Money Conversations, Subsidy Backlash, Taxes, and the Impact on the Economy

Feranmi Olaseinde

Hatched by Feranmi Olaseinde

Aug 31, 2023

2 min read


Money Conversations, Subsidy Backlash, Taxes, and the Impact on the Economy


Money conversations are essential before getting married as they help couples establish financial transparency and align their goals. Additionally, understanding the impact of subsidy removal, taxes, and revenue generation on the economy is crucial for sustainable growth. This article explores the connection between these topics and provides actionable advice for individuals and governments alike.

1. Debt Management and Financial Transparency:

Before entering into marriage, it is crucial to have conversations about debt management strategies. Two popular methods, the snowball and avalanche methods, focus on paying off debts from the smallest balance to the largest or prioritizing debts with the highest interest rates, respectively. These methods provide motivation and help couples develop a clear plan for becoming debt-free.

2. Income, Spending, and Credit Scores:

Lying or withholding information about income and spending from your partner can strain a relationship. Openly discussing your current income and expenses, as well as credit scores, is crucial for financial transparency. Credit scores can impact major financial decisions, such as buying a home, and dishonesty about creditworthiness can lead to resentment. Taking steps to improve credit, such as paying down debt and disputing errors on credit reports, is important for financial stability.

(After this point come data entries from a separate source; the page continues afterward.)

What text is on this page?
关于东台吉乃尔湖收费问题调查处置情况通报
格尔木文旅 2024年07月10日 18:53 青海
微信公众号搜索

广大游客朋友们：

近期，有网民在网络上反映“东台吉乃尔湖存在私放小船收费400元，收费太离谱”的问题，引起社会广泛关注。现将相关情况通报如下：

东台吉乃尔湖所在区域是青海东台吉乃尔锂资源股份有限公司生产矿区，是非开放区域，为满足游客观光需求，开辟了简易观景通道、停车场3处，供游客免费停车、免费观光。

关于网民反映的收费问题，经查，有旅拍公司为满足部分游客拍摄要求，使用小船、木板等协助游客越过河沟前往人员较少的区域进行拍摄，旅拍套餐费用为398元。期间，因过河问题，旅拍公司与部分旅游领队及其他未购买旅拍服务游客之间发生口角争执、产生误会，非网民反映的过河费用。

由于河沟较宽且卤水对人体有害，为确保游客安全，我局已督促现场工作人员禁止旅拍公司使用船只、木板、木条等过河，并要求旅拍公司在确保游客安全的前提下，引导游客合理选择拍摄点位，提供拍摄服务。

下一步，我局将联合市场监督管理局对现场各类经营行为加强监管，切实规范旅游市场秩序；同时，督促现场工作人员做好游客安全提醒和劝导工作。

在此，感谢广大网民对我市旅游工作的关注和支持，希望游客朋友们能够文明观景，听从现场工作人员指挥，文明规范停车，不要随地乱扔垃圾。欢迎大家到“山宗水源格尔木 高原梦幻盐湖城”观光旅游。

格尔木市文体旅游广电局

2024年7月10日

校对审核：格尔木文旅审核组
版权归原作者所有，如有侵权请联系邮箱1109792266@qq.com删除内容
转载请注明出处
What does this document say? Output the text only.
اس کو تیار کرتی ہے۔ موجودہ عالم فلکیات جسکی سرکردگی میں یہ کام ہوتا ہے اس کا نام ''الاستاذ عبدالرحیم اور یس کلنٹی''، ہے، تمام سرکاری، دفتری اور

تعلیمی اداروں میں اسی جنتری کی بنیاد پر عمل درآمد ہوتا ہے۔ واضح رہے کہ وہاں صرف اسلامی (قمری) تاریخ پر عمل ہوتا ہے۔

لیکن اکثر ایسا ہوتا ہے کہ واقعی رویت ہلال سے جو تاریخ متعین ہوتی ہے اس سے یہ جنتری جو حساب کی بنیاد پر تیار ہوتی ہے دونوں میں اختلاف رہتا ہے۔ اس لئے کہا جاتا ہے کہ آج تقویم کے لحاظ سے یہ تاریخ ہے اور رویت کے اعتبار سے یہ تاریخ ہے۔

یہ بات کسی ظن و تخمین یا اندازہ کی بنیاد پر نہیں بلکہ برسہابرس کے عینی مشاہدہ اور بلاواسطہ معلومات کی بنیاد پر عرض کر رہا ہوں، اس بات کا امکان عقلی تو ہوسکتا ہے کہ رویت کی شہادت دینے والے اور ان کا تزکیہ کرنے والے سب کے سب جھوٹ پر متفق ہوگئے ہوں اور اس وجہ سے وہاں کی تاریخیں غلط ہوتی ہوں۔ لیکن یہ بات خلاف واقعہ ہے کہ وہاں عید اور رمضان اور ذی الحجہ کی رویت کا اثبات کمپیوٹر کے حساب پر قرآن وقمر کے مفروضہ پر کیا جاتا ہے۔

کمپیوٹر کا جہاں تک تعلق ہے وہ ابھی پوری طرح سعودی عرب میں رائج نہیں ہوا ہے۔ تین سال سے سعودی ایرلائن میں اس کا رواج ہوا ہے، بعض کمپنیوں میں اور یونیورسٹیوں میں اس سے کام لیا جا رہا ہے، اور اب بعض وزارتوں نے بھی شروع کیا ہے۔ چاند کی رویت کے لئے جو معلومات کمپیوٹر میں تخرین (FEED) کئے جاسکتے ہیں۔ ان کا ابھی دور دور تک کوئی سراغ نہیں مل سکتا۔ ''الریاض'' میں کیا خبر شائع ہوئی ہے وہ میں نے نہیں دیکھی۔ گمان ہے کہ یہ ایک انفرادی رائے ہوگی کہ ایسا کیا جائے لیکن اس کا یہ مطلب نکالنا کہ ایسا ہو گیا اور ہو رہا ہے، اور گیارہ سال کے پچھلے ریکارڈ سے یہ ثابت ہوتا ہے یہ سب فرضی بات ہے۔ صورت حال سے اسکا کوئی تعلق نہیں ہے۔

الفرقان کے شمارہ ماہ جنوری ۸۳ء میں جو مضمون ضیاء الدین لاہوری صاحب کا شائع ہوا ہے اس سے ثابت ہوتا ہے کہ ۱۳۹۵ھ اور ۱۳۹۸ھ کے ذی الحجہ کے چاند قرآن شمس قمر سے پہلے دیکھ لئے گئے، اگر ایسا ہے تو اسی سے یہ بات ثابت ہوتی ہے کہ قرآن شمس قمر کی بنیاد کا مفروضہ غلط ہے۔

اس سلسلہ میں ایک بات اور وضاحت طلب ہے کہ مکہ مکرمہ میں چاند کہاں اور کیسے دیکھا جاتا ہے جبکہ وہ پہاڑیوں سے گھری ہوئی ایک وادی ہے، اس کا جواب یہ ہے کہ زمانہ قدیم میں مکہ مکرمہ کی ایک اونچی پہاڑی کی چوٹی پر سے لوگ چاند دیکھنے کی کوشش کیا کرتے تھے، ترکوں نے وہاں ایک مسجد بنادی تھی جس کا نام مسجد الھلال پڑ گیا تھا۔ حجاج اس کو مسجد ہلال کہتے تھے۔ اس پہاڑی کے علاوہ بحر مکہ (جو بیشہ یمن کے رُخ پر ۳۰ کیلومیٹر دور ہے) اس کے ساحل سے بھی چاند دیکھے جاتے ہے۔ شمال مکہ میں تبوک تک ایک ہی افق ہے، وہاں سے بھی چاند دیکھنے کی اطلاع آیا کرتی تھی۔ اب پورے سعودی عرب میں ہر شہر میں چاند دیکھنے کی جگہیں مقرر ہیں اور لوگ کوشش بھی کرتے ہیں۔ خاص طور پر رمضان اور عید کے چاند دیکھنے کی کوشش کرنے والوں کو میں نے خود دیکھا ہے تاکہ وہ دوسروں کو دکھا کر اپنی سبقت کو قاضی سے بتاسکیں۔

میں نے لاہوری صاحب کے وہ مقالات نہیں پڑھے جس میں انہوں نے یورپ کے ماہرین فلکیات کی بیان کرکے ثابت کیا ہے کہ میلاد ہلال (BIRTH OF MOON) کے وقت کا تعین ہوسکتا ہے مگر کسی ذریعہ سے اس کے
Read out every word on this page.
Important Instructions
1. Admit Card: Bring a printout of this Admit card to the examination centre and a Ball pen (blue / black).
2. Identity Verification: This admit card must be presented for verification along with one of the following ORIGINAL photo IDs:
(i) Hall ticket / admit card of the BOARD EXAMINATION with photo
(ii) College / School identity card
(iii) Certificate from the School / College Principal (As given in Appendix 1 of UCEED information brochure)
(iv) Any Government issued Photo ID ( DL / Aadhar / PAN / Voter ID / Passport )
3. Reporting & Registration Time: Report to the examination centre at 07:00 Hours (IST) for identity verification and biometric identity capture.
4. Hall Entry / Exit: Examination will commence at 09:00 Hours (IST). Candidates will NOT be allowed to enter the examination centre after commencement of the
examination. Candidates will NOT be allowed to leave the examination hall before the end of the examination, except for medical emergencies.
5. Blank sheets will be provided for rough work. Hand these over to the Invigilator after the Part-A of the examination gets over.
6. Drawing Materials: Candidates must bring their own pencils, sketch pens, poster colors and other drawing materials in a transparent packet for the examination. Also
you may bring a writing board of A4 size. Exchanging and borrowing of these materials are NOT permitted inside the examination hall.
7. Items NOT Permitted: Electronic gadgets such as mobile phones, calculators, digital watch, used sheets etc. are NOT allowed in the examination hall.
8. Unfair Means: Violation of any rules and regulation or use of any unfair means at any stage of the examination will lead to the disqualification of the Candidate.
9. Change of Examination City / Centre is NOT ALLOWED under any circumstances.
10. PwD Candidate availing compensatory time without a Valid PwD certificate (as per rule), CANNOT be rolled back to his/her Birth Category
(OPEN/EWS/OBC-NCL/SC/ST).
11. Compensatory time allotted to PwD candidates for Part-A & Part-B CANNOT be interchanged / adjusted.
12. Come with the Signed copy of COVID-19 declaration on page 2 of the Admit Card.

3. Subsidy Backlash and the Nigerian Economy:

The sudden removal of petroleum subsidies in Nigeria has both positive and negative impacts on the economy. While the government may view it as a relief from the burden of subsidy payments, it can lead to an inflationary trend and economic recession. To ensure long-term stability, the government must implement social and economic policies gradually and communicate them effectively to mitigate inflationary effects.

4. Taxes, Revenue Generation, and Economic Growth:

Developing countries are often accused of collecting low taxes, but this is due to their low-income status. Tax administration should follow principles such as equity, certainty, convenience, and economy to ensure effective collection. However, excessive taxation can lead to decreased consumption, dampened production, and reduced revenue for the government. Governments should focus on growing income and improving tax administration rather than increasing tax rates.

Actionable Advice:

  • Have open and honest conversations about debt management and develop a plan together.
  • Prioritize financial transparency by discussing income, spending, and credit scores.
  • Governments should focus on improving tax administration and growing income rather than increasing tax rates.


Money conversations are crucial before marriage to establish financial transparency and align goals. Understanding the impact of subsidy removal, taxes, and revenue generation on the economy is essential for sustainable growth. By implementing the actionable advice provided, individuals and governments can work towards financial stability and economic prosperity.